How does Beinart’s view differ from the one he condemns when expressed by Liz Cheney? Cheney values adherence to her religious principles over equality for all; Beinart values adherence to the notion of a Jewish State over equality. If anything, Beinart is more hypocritical, because he professes to place such importance in his liberal principles, in particular an insistence on equality under the law. Indeed it would be difficult to imagine any other circumstances in which a good liberal like Beinart would tolerate inequality: for gays in the US, Muslims in Western Europe, Tamils in Sri Lanka, Hungarians in Slovakia, indigenous people in Bolivia and Peru. Apparently his sole exception to the otherwise inviolable rule demanding equality for all applies to Palestinian citizens of Israel.

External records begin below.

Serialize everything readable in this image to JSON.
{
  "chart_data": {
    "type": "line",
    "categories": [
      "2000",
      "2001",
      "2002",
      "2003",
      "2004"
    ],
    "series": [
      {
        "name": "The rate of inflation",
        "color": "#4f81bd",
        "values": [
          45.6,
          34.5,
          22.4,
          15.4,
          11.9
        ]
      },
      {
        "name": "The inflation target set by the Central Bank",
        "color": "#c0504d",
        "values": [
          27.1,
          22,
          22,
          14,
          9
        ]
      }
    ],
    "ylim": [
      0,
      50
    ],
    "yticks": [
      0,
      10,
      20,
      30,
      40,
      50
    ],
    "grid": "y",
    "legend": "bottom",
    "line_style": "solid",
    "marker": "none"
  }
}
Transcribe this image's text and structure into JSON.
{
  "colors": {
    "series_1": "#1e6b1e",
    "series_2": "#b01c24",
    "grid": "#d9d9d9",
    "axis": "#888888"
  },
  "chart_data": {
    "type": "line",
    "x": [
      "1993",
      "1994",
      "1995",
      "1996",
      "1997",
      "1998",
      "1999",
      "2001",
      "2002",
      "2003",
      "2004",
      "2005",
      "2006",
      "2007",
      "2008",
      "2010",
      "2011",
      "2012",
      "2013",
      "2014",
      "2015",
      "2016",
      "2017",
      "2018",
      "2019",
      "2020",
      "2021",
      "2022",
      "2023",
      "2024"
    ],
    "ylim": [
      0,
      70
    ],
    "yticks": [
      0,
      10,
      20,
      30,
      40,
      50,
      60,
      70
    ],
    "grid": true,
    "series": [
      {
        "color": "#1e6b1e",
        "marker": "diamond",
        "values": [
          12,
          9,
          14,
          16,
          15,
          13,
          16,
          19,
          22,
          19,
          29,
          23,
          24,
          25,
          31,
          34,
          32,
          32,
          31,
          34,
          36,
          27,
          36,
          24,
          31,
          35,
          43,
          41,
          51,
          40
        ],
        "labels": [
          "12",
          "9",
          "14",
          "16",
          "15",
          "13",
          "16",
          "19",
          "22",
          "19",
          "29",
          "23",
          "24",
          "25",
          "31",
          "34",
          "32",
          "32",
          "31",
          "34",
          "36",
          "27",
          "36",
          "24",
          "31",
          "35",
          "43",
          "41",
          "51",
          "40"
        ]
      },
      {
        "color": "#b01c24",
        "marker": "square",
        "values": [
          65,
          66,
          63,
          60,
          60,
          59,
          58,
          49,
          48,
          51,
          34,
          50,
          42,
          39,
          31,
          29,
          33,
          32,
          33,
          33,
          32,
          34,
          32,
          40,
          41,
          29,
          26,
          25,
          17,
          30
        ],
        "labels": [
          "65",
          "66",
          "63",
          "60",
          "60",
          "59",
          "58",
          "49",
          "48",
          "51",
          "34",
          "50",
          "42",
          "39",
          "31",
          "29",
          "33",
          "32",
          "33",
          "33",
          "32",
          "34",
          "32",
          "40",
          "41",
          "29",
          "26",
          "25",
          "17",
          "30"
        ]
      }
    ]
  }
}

Note that Beinart appears to be a sincere liberal Zionist, one who truly opposes the occupation, supports a Palestinian State, and frets about those laws and policies within Israel that he sees as unnecessarily discriminatory. He presumably would favor true freedom and self-determination for the millions of Palestinians suffering under Israeli military occupation. Still, he understands that a Jewish State will inherently require some government-imposed discrimination in favor of Jews, even American Jews such as himself, over indigenous non-Jewish people. And he is OK with that.
Beinart lectures the Cheneys: “you cannot lovingly or respectfully or compassionately tell one group of Americans that they must accept legal inferiority just because of who they are.” But he says exactly the opposite thing about Palestinian citizens of Israel: you can tell them that they must accept legal inferiority just because of who they are.
This is the inherent contradiction in liberal Zionism. No principle is more hallowed in liberalism than equality under the law, which cannot co-exist with the system of ethnic privilege promised by the Jewish State. In fact, supporters of such a transformation to an egalitarian society are routinely and falsely depicted as calling for the “destruction” of Israel. Even Norman Finkelstein has adopted such language. Beinart might never use that word, but how can he be so clueless as to mouth platitudes about second-class citizenship, denial of fundamental rights, and legal inferiority when Zionism is such a fundamental part of his makeup?
Beinart closes his essay with an excerpt from Martin Luther King’s letter from Birmingham jail: “Shallow understanding from people of good will is more frustrating than absolute misunderstanding from people of ill will. Lukewarm acceptance is much more bewildering than outright rejection…We will have to repent in this generation, not merely for the hateful words and actions of the bad people, but for the appalling silence of the good people.” How would Beinart respond if a Palestinian wrote the same words to him?